Le jour de cette solennité, on se rendra à l’église avec l’intention bien arrêtée de s’appliquer la sainte indulgence. On y fera une adoration profonde au Saint-Sacrement ; si l’on ne s’est déjà présenté à la sainte table, on y viendra prendre place avec les sentiments d’une véritable piété et d’une sincère contrition. Puis l’on rendra à Notre-Seigneur les actions de grâces qui lui sont dues, et l’on se disposera à la réception de la sainte indulgence par la récitation des prières que la dévotion de chacun pourra lui suggérer, en ayant soin toutefois de prier selon les intentions des Souverains Pontifes. Or, l’intention des Souverains Pontifes en accordant les indulgences, c’est que les fidèles prient pour l’exaltation de notre mère la Sainte Eglise, pour l’extirpation des hérésies, pour la paix et la concorde des princes chrétiens. Ces prières pourront être réduites à six Pater, six Ave Maria et six Gloria Patri, ou bien à la récitation des quelques formules que l’on trouvera à la fin de cet opuscule. Ensuite on demandera à Notre-Seigneur qu’il daigne nous bénir dans sa miséricorde, et l’on se retirera de l’église dans le recueillement et la confiance d’avoir gagné l’indulgence.

   24.) Si l’on veut la gagner de nouveau, l’on rentrera dans l’église, et, avec les mêmes dispositions intérieures, on offrira à Dieu les mêmes prières ou autres semblables, comme on a dit, et l’on recevra de nouveau l’indulgence. Ensuite l’on sortira et l’on pourra revenir, observant toujours les mêmes prescriptions et la même méthode dans toutes les visites que l’on fera. Comme on ne peut gagner les indulgences que pour soi-même ou pour les âmes du Purgatoire, et non pour les autres personnes vivantes, après avoir gagné la première pour le salut de son âme, l’on appliquera les autres en faveur des âmes décédées, auxquelles on désirera que revienne le prix de cet inestimable bienfait.
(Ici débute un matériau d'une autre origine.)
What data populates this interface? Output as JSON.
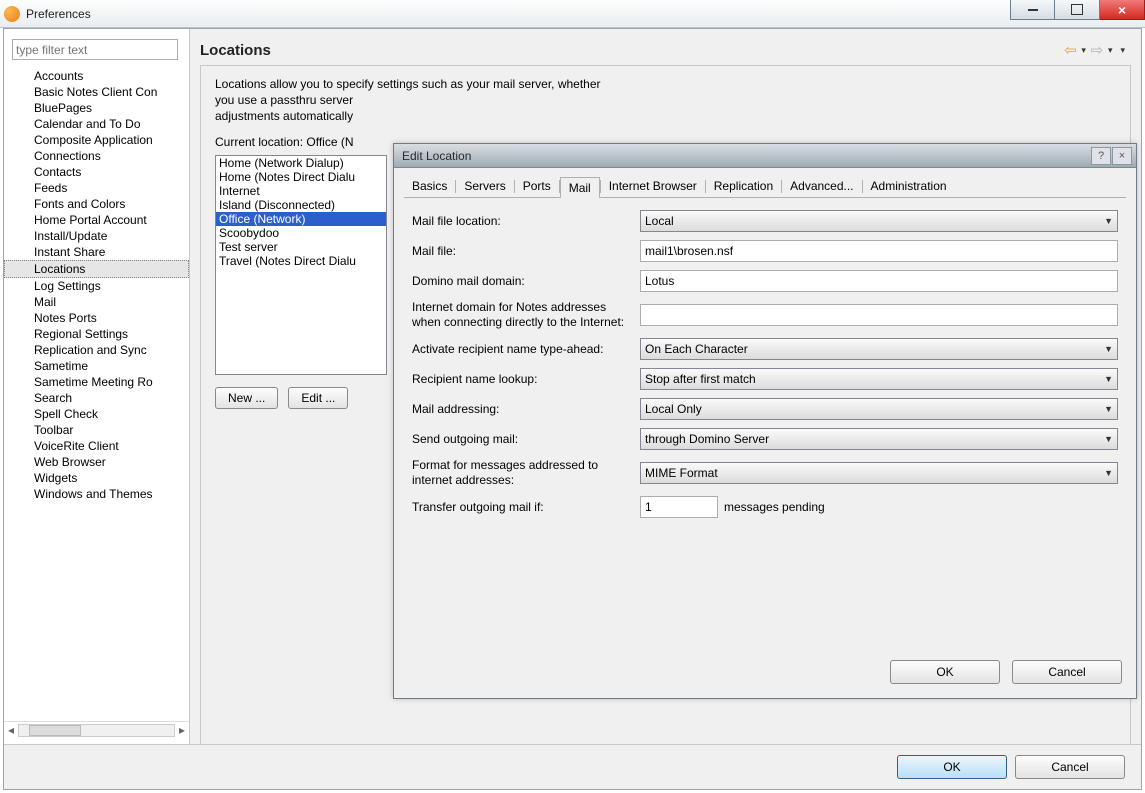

   25.) Pour gagner l’indulgence plénière il est nécessaire d’être exempt non seulement de tout péché, mais de l’affection au péché ; on ne sait donc jamais si l’on a toutes les dispositions nécessaires pour obtenir la pleine et entière rémission de la peine temporelle qui reste due au péché après que la peine éternelle a été remise par le sacrement de pénitence. Rien n’empêche par conséquent que l’on cherche à s’appliquer à soi-même plus d’une fois l’indulgence, puisque Saint Thomas et Saint Bonaventure nous affirment que l’on méritera et que l’on gagnera d’autant mieux l’indulgence que l’on aura visité plus souvent l’église.
En se conformant à ces règles, chacun aura sujet de croire avoir obtenu cette faveur précieuse pour lui-même et pour les âmes du Purgatoire.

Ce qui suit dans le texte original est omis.